Our concern is that the mine just landed here without the community being consulted.

“This is communal land, so we should have been consulted and a community resolution taken.

“Instead, the chief went behind our backs to form a trust that ­involves only her relatives and struck a deal without any consideration of the community’s interests and benefits.”

Nkosi said community members are not represented on the Mawewe Community Trust – only the chief and a few trustees chosen by her.

Nkosi said meetings with the agency, as well as the departments of rural ­development and land reform, co-operative governance and traditional affairs, and mineral resources had not been fruitful.

Since Nkomati Anthracite ­expanded its open-cast operations to Madadeni last year, the walls of houses have been cracking due to blasting; graves have been dug up; polluted river water ­allegedly ­poisons livestock; and unfenced furrows have been left open.

Alfred Sambo said his house has developed cracks.

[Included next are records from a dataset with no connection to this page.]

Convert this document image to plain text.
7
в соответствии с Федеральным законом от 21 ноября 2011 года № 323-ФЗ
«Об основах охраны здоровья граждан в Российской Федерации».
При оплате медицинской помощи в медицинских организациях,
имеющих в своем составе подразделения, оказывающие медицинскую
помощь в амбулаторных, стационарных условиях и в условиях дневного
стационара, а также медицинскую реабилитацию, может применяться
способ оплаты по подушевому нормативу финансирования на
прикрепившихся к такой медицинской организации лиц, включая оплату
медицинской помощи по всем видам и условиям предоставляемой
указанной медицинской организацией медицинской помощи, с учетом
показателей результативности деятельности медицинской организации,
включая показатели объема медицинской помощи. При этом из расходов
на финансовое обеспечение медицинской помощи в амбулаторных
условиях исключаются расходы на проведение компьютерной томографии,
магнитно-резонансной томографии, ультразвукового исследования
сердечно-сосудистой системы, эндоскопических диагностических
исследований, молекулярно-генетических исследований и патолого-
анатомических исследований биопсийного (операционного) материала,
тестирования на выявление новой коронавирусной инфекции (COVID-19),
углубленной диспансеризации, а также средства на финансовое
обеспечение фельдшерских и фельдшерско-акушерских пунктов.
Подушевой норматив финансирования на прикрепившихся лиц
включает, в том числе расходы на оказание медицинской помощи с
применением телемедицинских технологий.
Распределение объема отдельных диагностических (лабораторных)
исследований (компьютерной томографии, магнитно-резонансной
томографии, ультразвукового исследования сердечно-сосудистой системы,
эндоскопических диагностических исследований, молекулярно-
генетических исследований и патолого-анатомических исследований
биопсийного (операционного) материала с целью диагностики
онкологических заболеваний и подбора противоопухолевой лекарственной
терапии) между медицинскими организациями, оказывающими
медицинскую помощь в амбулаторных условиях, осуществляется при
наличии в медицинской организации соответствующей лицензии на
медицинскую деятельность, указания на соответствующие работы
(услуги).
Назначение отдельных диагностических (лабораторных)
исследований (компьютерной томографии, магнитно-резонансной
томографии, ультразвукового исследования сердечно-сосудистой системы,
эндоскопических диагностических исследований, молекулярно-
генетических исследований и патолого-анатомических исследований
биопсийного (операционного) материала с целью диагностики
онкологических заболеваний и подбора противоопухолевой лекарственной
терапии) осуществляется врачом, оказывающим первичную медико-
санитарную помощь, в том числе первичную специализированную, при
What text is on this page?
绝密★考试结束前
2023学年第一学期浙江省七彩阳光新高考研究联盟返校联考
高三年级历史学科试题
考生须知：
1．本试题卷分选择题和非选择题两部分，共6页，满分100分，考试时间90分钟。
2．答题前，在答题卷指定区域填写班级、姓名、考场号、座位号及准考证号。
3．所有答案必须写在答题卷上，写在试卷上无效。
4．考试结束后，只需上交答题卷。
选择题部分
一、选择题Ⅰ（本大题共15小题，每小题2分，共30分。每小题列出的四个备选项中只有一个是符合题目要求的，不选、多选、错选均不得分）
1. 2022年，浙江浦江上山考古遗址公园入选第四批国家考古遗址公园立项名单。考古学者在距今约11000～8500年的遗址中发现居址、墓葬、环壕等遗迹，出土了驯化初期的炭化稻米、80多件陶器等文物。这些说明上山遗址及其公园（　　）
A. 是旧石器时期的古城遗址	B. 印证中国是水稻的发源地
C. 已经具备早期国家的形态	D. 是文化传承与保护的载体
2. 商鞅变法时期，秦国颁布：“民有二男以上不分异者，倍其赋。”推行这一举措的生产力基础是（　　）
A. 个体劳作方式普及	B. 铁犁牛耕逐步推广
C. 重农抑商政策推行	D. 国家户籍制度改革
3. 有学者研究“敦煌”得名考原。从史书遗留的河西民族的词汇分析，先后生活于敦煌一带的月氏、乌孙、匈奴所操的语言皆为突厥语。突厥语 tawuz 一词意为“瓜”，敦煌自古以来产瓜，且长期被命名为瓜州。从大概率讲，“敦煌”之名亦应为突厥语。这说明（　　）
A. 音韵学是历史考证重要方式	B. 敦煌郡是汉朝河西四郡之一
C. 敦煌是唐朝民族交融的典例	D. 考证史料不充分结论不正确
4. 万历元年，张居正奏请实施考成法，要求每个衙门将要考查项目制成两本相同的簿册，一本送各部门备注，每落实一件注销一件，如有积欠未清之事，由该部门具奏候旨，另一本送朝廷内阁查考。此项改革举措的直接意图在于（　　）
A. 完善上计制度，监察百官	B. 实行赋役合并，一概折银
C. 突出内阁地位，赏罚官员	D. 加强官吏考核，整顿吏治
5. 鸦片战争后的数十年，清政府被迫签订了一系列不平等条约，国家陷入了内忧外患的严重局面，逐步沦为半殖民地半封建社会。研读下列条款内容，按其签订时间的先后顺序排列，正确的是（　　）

He has tried in vain to alert the mine’s management to the problem.

“That’s what happens when the poor are facing the rich. Your voice has no weight if you have no ­money,” Sambo said.

The committee claims Nkomati Anthracite managing director Roelof Hugo said he had paid R1?million of R2.5 million due to Mkhatshwa – and that they had no idea what the money was used for.

A letter that Hugo wrote to the committee’s lawyer, Dirk Bosman, on August 24 requests that: “The agreement entered into by our company with the chief be amended to the effect that all future payments in terms of the agreement will be made only to the Mawewe Community Trust (that is, R1.5 million in total still to be paid).”

But the letter also adds that the Mawewe Community Trust should represent the entire community.

When she was approached for comment, Mkhatshwa hung up her cellphone.

“I don’t talk to people I don’t know,” she said.

Hugo referred questions to ­Sentula Mining Limited chief ­executive Robyn Berry.

But Berry refused to answer questions about the community’s complaints or about the money ­allegedly paid to Mkhatshwa.

Berry said in an emailed ­response: “All activities at ­Nkomati are overseen by the management of Nkomati, acting under the direction of its board of ­directors.

“Sentula will continue to monitor the results of the direction given to the management of Nkomati, in this regard.”